In July 2008, a former Environmental Protection Agency official stated publicly that Cheney's office had pushed significantly for large-scale deletions from a Centers for Disease Control and Prevention report on the health effects of global warming "fearing the presentation by a leading health official might make it harder to avoid regulating greenhouse gases."[106] In October, when the report appeared with six pages cut from the testimony, The White House stated that the changes were made due to concerns regarding the accuracy of the science. However, according to the former senior adviser on climate change to Environmental Protection Agency Administrator Stephen Johnson, Cheney's office was directly responsible for nearly half of the original testimony being deleted.[106]

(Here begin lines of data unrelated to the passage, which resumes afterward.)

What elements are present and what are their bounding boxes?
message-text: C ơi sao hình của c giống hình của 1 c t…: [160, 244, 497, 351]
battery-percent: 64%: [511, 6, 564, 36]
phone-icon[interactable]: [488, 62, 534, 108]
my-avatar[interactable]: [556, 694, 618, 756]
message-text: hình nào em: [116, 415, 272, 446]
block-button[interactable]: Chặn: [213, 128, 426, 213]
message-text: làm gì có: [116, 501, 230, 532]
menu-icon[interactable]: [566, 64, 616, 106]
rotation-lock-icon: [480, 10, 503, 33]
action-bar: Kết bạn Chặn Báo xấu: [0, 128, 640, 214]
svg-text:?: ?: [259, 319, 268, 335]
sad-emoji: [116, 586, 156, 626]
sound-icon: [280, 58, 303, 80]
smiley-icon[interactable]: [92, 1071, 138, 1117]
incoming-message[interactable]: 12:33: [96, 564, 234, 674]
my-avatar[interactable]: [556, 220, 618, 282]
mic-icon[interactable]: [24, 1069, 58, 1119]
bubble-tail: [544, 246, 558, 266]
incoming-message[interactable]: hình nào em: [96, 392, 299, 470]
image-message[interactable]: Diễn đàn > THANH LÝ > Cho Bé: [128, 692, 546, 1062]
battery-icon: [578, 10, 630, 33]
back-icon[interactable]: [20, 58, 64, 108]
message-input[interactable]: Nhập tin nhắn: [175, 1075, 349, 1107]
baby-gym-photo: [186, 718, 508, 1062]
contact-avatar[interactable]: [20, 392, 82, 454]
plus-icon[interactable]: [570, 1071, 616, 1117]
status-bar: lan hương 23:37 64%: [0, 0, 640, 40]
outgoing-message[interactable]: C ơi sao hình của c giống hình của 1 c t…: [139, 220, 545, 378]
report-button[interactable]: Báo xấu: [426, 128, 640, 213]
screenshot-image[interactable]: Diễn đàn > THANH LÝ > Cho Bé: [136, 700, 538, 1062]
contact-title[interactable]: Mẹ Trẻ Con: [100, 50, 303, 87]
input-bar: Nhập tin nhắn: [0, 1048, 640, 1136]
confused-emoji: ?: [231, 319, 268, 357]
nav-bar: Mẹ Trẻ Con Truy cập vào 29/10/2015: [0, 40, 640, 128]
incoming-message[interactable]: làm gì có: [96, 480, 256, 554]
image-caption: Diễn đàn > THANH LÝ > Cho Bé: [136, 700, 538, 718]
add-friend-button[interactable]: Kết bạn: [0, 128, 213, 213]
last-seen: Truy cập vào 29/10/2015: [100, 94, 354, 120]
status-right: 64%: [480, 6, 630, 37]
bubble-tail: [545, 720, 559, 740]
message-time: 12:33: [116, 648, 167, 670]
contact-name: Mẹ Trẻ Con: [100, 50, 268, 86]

Cheney and former United States Attorney General Alberto Gonzales were indicted by a Texas grand jury for conflict of interest in his role as Vice President and "at least misdemeanor assaults" via his investments in private company that runs detention centers in Texas.[107] The grand jury indictment was related to Cheney's financial involvement with Vanguard Group, a company that contracts with the United States Government to operate Federal prisons and detention centers.[108] The charges specifically related to prisoner abuse in those centers.[109] The prosecutor, Juan Guerra, also brought indictments against several special prosecutors and judges that were involved in investigating his office for misconduct over the past several years. Guerra did not appear in court.[110][111] The indictments were dismissed by the judge as invalid on December 1, 2008.[112]